Élections fédéralesL’UDC «emprunte» les visuels de journaux romands pour sa campagne
Le premier parti du pays s’est inspiré un peu trop librement de titres, logos et images de plusieurs médias du pays. Un sociologue met en garde contre cette pratique.
Un petit logo UDC dans le coin inférieur droit, et à l’opposé, un petit logo «20 minutes», ou «LeMatin.ch», ou encore «24 heures» …Voilà une vision inhabituelle, apparue sur le fil twitter de l’UDC Suisse, dans le cadre de sa campagne pour les élections fédérales du 22 octobre. De quoi soulever des questions chez lesdits médias, mais aussi du côté des lecteurs et électeurs: s’agit-il d’une campagne sponsorisée? d’un partenariat? d’une collaboration? Rien de tout cela, assure la rédaction en chef de «20 minutes» et de son pendant alémanique, ainsi que le service juridique de TxGroup (propriétaire de ces titres). Ce dernier a sommé le parti de retirer ces visuels.
«Le logo sur une affiche évoque en effet pour le lecteur une forme de collaboration pouvant porter à confusion», confirme Gianni Haver, professeur de sociologie de l'image et d'histoire sociale des médias à l’Unil. «Le parti profite ainsi de l’image de crédibilité d’un média installé, se cachant derrière un propos neutre donné par une source reconnue.»
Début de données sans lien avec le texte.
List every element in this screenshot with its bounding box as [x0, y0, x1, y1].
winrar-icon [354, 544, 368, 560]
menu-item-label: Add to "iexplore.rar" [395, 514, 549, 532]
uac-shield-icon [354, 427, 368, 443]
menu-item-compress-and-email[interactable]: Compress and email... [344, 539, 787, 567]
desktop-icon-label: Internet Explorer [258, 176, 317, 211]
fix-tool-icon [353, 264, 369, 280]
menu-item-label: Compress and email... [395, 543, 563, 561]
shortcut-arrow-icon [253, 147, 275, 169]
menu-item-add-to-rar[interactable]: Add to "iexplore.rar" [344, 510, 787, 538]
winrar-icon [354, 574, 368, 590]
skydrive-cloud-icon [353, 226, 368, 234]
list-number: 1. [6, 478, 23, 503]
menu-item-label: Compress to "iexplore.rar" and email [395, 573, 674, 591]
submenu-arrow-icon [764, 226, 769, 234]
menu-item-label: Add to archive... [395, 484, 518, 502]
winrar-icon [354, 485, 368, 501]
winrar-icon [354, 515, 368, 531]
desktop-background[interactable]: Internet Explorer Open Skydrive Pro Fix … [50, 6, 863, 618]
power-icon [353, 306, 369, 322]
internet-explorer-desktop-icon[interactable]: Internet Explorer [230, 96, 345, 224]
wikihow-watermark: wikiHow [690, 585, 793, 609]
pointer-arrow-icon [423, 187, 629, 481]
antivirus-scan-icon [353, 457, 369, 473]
Autre problème pointé par le sociologue: l’usage du fait divers dans le cadre de la politique. «On prend quelque chose qui relève de l’«anecdotique», soit un fait pas forcément représentatif d’une réalité, pour en faire une règle générale. Et le parti se pose en solution directe au problème sans décrire ses causes profondes, ni même détailler les réponses qu’il propose.»
Une pratique «légitime»
Questionné sur la méthode, l’UDC répond ne pas voir de problème légal à la citation d’un contenu médiatique qu’il estime correctement séparé du slogan, sans risque de confusion pour le lecteur. «Toutefois, afin d’éviter d’inutiles discussions polémiques et de nous concentrer sur le message plutôt que la forme, nous prévoyons de modifier le design de nos futures publications», indique Andrea Sommer, porte-parole du secrétariat général.
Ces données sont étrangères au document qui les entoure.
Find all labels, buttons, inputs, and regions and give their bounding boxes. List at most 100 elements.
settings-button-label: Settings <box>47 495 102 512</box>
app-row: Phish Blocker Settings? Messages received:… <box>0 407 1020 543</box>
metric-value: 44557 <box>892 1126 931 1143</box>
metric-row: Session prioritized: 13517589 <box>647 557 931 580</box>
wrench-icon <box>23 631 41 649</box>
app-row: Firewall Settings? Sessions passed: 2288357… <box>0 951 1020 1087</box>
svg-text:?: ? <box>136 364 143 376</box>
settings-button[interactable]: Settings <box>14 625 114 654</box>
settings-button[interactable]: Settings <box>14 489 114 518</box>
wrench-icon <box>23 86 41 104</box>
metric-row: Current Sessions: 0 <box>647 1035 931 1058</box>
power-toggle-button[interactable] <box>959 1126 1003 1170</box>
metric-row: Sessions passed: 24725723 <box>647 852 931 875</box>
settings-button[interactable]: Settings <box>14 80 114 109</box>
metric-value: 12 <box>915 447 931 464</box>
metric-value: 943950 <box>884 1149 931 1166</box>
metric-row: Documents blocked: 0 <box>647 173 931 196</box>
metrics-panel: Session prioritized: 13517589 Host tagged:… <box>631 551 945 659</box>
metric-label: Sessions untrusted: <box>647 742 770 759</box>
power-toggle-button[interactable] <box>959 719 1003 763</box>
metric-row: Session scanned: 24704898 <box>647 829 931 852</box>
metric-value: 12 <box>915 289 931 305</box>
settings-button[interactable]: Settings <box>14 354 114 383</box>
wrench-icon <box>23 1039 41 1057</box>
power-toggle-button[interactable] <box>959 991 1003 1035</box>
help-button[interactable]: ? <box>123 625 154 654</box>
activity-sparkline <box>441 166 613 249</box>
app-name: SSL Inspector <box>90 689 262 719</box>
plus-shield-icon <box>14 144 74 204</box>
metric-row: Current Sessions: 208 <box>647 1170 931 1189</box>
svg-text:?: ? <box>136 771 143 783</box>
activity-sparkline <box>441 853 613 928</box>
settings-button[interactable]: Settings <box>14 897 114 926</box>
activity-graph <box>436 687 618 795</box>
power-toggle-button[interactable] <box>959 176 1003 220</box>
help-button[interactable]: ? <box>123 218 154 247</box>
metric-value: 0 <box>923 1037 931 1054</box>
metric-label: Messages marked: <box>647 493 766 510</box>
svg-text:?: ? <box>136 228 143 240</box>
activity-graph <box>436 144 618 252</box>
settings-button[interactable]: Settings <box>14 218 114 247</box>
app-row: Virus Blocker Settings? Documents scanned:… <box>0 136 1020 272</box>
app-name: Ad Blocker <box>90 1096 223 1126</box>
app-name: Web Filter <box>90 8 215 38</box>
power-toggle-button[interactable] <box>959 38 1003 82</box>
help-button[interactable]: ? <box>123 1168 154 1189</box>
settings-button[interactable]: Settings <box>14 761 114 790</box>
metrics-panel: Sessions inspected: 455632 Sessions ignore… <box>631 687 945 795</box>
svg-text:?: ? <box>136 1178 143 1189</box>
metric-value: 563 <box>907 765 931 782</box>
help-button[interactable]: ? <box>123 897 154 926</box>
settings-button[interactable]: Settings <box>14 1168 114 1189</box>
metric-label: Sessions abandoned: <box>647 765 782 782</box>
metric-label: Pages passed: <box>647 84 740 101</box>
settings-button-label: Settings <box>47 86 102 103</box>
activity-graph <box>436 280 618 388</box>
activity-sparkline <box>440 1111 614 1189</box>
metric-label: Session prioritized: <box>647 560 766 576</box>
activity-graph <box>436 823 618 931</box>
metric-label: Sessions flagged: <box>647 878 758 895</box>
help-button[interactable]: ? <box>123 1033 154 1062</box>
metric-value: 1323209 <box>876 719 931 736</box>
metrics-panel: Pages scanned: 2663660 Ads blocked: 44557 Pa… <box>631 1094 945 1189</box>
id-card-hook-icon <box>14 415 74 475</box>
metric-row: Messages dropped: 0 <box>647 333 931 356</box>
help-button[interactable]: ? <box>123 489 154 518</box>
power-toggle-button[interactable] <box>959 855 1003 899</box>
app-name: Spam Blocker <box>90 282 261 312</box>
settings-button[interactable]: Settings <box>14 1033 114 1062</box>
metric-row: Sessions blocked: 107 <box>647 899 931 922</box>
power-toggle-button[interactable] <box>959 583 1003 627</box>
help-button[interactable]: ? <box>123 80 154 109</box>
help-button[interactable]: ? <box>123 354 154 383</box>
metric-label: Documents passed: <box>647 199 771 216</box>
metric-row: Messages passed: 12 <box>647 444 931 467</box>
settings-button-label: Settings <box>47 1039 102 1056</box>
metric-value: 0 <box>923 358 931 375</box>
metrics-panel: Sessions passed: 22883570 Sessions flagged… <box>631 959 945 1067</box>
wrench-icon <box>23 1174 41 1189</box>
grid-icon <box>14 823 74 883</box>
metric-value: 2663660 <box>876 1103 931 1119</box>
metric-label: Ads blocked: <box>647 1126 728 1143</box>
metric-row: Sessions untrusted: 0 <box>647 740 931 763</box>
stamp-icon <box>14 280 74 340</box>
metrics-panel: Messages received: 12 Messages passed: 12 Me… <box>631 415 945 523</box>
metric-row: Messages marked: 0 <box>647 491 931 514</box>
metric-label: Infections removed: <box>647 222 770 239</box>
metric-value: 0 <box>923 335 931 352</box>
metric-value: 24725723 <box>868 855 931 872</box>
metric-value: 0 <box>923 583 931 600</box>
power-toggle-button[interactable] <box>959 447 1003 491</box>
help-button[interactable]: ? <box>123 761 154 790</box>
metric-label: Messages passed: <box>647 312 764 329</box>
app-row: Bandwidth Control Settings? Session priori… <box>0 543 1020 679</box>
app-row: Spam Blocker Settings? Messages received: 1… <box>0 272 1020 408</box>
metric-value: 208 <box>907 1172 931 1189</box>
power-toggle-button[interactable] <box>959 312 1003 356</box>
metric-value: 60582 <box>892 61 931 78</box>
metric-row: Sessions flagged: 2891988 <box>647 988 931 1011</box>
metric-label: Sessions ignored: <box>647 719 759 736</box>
Quant à la place du fait divers dans une campagne politique, elle précise que «ce n’est pas l’UDC Suisse qui choisit les sujets traités par les médias et les titres accompagnant ces derniers. Lorsque des médias indépendants estiment qu’un sujet a sa place dans l’actualité et décident du titre approprié pour l’accompagner, il apparaît légitime que les acteurs politiques puissent se baser sur ces actualités et reprendre les termes employés par la presse.»
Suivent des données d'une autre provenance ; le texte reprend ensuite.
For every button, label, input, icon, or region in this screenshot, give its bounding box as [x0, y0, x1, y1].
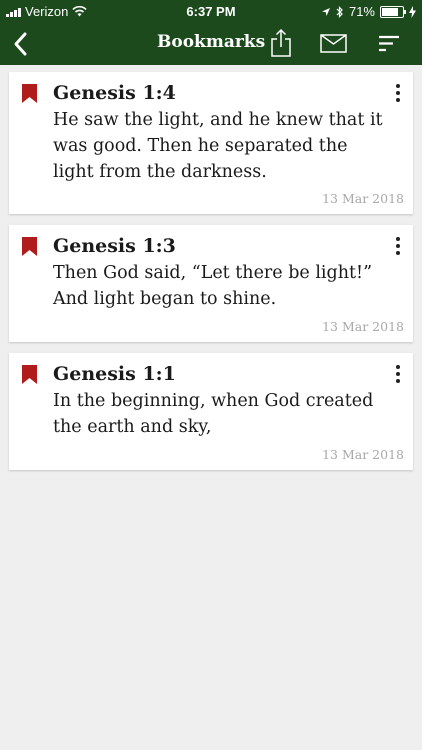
- mail-icon[interactable]: [320, 34, 347, 53]
- bookmark-verse: He saw the light, and he knew that it wa…: [53, 110, 383, 182]
- more-options-icon[interactable]: [395, 84, 401, 104]
- charging-icon: [409, 5, 416, 18]
- bookmark-date: 13 Mar 2018: [322, 191, 404, 206]
- back-icon[interactable]: [10, 30, 32, 58]
- bookmark-card[interactable]: Genesis 1:4 He saw the light, and he kne…: [9, 72, 413, 214]
- bluetooth-icon: [336, 5, 343, 18]
- bookmark-card[interactable]: Genesis 1:3 Then God said, “Let there be…: [9, 225, 413, 342]
- location-icon: [321, 7, 330, 16]
- bookmark-reference: Genesis 1:4: [53, 82, 176, 104]
- share-icon[interactable]: [270, 28, 292, 58]
- bookmark-verse: In the beginning, when God created the e…: [53, 391, 374, 437]
- more-options-icon[interactable]: [395, 237, 401, 257]
- bookmark-ribbon-icon: [22, 84, 37, 103]
- bookmark-reference: Genesis 1:1: [53, 363, 176, 385]
- battery-percent: 71%: [348, 4, 375, 19]
- navigation-bar: Bookmarks: [0, 22, 422, 65]
- bookmark-ribbon-icon: [22, 365, 37, 384]
- bookmark-verse: Then God said, “Let there be light!” And…: [53, 263, 373, 309]
- page-title: Bookmarks: [157, 32, 266, 52]
- bookmark-ribbon-icon: [22, 237, 37, 256]
- status-bar: Verizon 6:37 PM 71%: [0, 0, 422, 22]
- bookmark-date: 13 Mar 2018: [322, 319, 404, 334]
- bookmark-card[interactable]: Genesis 1:1 In the beginning, when God c…: [9, 353, 413, 470]
- sort-icon[interactable]: [378, 35, 400, 52]
- more-options-icon[interactable]: [395, 365, 401, 385]
- bookmark-date: 13 Mar 2018: [322, 447, 404, 462]
- app-header: Verizon 6:37 PM 71% Bookmarks: [0, 0, 422, 65]
- battery-icon: [380, 5, 406, 18]
- bookmark-reference: Genesis 1:3: [53, 235, 176, 257]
Campagnes toujours plus agressives
Le sociologue rappelle que le propre de nombreuses campagnes UDC est souvent d’être conçues pour faire réagir, de fâcher et donc de faire parler, à l’image des moutons noirs contre l’immigration, du niqab contre la naturalisation facilitée, ou celles dénonçant une censure lors de la campagne sur les minarets. Récemment toutefois, dans le cadre de la campagne pour la loi CO₂, des écologistes avaient également adopté cette posture agressive en liant l’éboulement de Brienz au réchauffement climatique, ou en utilisant l’image de Vladimir Poutine en pleine gare. Dans le cadre de la campagne pour les fédérales, le PLR a aussi innové en utilisant une intelligence artificielle pour montrer une scène qui n’a jamais eu lieu, en lien avec les activistes de Renovate Switzerland. En prenant bien garde, toutefois, de ne pas ajouter le logo du collectif.